5.7 Summary and Looking Forward
Following the experimental strategy introduced in Chapter 2, we used screening experiments to identify the components that have the largest effects. These components are subsequently studied in optimization experiments to identify the best formulations. In this chapter, we introduced the concepts used to screen formulation components and discussed screening designs for the situation in which the experimental region is the full simplex (all components can be varied over the range 0 to 100%).
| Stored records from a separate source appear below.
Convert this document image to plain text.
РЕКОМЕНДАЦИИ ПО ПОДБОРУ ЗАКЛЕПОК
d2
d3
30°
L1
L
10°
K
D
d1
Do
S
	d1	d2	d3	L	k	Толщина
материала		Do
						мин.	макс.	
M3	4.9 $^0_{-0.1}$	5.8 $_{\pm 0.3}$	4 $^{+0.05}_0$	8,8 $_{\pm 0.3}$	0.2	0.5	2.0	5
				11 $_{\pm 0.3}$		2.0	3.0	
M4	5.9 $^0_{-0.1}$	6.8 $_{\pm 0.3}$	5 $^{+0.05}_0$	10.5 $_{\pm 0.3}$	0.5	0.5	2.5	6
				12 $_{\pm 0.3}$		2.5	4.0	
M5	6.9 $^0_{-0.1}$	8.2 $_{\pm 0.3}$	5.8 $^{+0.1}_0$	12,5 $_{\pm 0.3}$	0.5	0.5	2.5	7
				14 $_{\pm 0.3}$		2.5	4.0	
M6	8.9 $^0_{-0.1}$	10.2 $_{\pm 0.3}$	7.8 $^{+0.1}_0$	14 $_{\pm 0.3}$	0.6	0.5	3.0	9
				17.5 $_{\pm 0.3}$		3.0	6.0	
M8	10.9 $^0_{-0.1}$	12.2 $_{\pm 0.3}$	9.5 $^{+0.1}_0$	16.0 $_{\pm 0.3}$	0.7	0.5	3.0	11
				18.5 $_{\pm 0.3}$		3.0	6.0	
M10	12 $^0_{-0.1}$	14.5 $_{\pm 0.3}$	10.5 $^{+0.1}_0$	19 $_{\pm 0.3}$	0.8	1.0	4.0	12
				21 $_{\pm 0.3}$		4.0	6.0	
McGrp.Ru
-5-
Formulation experiments in which the components have constraints or are varied over different ranges will be discussed in Chapters 6, 7, and 8. In the next chapter we discuss the general problem of constrained formulations, including the identification of the usable experimental region, and the potential usage of pseudo-components.
5.8 References
Cox, D. R. (1971) “A Note on Polynomial Response Functions for Mixtures.” Biometrika, 58 (1), 155-159.
Kurotori, I. S. (1966) “Experiments with Mixtures of Components Having Lower Bounds.” Industrial Quality Control, 22 (11), May 1966, 592-596.
Lewis, G. A., D. Mathieu and R. Phan-Tan-Luu. (1999) Pharmaceutical Experimental Design, Marcel Dekker, New York, NY.
Snee, R. D. (1975) “Discussion of: ‘The use of gradients to aid in the interpretation of mixture response surfaces’.” Technometrics. 17 (4), 425-430.
Snee, R. D. and D. W. Marquardt. (1976) “Screening Concepts and Designs for Experiments with Mixtures.” Technometrics, 18 (1), 19-29.
Snee, R.D. (2011) “Understanding Formulation Systems-A Six Sigma Approach.” Quality Engineering, 23 (3), 278-286.
Snee, R.D. and G.F. Piepel. (2013) “Assessing Component Effects in Formulation Systems.” Quality Engineering, 25 (1), 46-53.